A Brief Recollection of How I Came to Realize That There Are No Jews in Mid-Missouri

I remember the moment distinctly. I was sitting in a Baptist church on 9th Street in downtown Columbia, waiting for Rosh Hashanah services to end. We were sitting in a church because the synagogue had no other place to hold services; the congregation wasn’t large enough to actually own an entire building. The rabbi was new to Columbia. He had just moved from Curaçao to lead this congregation, and surely he’d begun to question why he’d left the Caribbean for mid-Missouri. The year was 2005.

On stage, with a cross hanging over her head in Damoclesian fashion, a member of the congregation’s board of directors was giving an especially strange speech. It had started out with an extended history of the life and times of Adolf Hitler, and I do not remember where it went from there. I do remember her conclusion, however.

“Look around us!” she called out. “We are the Jews of mid-Missouri.”

I looked around. There were about 70 people in the audience.

At this point, I realized that my Bubbe’s dream of me finding a nice Jewish girl at school was likely to go unfulfilled.

But every year since, I’ve enjoyed the strange little moments that come with being a Jew in Columbia, Mo. My favorite annual tradition happened today: the morning before Passover, when I go to the local Gerbes supermarket and attempt to buy matzah.

It’s a ritual unlike any other. It usually goes like this:

  • Step 1: Locate the matzah hidden among the leavened, more delicious bread products in Gerbes’ surprisingly plentiful cracker aisle.
  • Step 2: Attempt to purchase such matzah.
  • Step 3: Smile and nod as the cashier rings up the matzah while saying, “Oh, so you’re the guy we bought all these Jew crackers for!”

But today, in the tradition of the wise child, I must ask: why was this year different from all other years? Perhaps because today, I went out of my way to buy Kosher-for-Passover orange juice (though I should note: nowhere in the Torah does it mention Moses telling the Israelites that they had not the time for their juice to be squeezed). Or perhaps because when I passed through the wine aisle, looking for a bottle of Manischewitz, none was to be found.

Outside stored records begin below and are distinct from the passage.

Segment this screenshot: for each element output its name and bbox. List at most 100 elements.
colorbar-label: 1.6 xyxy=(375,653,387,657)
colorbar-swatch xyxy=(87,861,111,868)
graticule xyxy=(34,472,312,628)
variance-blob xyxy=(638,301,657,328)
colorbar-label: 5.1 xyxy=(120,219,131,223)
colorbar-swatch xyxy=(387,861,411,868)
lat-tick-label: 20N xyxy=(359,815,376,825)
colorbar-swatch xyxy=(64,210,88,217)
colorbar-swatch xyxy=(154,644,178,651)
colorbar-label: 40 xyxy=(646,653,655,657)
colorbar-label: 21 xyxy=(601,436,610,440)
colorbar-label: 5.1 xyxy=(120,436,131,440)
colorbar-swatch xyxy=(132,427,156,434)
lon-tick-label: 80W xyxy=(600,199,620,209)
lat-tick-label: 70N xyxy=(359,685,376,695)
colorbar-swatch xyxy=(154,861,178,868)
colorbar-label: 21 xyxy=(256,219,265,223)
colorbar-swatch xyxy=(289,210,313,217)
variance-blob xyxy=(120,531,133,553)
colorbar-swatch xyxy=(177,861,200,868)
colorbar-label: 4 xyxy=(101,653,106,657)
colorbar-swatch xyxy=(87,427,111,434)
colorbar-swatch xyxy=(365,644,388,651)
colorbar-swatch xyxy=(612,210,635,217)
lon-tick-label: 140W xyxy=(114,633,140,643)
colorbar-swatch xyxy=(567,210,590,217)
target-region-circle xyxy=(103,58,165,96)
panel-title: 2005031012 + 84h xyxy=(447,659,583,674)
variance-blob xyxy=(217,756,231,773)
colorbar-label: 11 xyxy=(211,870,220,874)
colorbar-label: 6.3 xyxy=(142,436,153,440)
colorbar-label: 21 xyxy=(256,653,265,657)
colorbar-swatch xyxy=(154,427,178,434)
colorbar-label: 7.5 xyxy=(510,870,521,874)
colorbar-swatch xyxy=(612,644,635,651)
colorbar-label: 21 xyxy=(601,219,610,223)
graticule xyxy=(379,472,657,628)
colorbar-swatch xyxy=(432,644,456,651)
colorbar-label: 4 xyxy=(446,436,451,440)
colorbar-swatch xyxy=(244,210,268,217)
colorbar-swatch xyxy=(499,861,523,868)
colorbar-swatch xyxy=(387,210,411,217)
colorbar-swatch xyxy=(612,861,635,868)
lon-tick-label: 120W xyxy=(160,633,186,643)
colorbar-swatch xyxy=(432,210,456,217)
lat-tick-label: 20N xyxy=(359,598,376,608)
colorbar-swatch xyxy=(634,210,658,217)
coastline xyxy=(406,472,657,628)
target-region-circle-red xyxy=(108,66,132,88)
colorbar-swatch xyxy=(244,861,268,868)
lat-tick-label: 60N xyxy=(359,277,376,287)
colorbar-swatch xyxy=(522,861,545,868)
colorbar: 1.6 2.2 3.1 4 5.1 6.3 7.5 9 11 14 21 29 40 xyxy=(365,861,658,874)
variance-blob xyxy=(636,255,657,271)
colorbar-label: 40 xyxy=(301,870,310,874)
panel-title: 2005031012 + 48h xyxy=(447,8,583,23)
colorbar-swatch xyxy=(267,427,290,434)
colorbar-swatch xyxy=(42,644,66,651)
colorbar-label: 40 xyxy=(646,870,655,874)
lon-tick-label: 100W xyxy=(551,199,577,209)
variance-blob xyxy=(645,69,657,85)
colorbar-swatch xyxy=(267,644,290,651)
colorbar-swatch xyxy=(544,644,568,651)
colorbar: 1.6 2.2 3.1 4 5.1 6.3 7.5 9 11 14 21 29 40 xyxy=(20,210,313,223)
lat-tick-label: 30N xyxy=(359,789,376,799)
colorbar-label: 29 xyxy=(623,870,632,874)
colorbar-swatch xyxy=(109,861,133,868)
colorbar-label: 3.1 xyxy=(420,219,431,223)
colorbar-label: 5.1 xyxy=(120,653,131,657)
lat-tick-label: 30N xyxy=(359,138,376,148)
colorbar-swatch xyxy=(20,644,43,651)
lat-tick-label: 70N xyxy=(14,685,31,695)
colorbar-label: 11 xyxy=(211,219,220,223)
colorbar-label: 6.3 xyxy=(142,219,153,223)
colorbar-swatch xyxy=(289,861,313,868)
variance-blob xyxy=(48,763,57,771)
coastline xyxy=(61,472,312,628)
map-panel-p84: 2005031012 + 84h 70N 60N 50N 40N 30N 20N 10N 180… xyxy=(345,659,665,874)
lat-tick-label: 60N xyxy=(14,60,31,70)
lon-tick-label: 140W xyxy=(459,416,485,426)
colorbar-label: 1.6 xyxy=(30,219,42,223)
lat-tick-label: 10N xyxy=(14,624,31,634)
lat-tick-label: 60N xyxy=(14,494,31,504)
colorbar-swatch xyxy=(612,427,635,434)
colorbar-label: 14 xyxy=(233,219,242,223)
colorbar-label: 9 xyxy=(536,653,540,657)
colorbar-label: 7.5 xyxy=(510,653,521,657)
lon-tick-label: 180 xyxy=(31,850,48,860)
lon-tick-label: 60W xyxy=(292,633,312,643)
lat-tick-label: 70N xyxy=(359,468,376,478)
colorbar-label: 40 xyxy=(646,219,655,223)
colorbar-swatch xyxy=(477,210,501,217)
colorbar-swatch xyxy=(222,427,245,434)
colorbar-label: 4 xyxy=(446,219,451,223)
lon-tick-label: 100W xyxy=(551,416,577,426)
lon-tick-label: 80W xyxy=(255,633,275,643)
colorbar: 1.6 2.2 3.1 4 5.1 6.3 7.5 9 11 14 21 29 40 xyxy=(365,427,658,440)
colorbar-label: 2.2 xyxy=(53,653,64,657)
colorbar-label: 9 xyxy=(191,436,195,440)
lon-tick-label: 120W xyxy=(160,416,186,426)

So I circled the store twice, looking for matzah (and seeing as the search for the afikoman is part of the Passover seder, you’d think I’d be good at finding hidden loaves of unleavened bread by now). None was to be found. On my third lap of the store, a manager stopped me and asked me what I was looking for. I explained, politely, that I was looking for this seasonal product known as matzah.

“Ah, yes, matzah. Now, would that be in the dessert aisle?”

“No,” I replied. “It’s more of a cracker.”

The manager looked puzzled. She called over another manager: “Hey, where’s the matzah?”

The other manager just frowned. “Sorry,” he said. “No matzah this year.”

“No matzah?” I asked. “Did you decide not to order any?”

“No,” he said. “We ordered our usual supply from the distributor. You know, that’s how we get our food here.”

I smiled and nodded, confused at why he thought that I thought that Gerbes had some secret factory in the back cranking out Tropicana and low-grade pretzels and, of course, matzah at all hours of the day.

“But the distributor called us back a few days ago,” he continued. “He said: no matzah this year. But you can check over at the Broadway store. They might have some.”

So I did what I could: I thanked him for his troubles and walked away, wondering all along why it is that even Gerbes answers to a higher authority.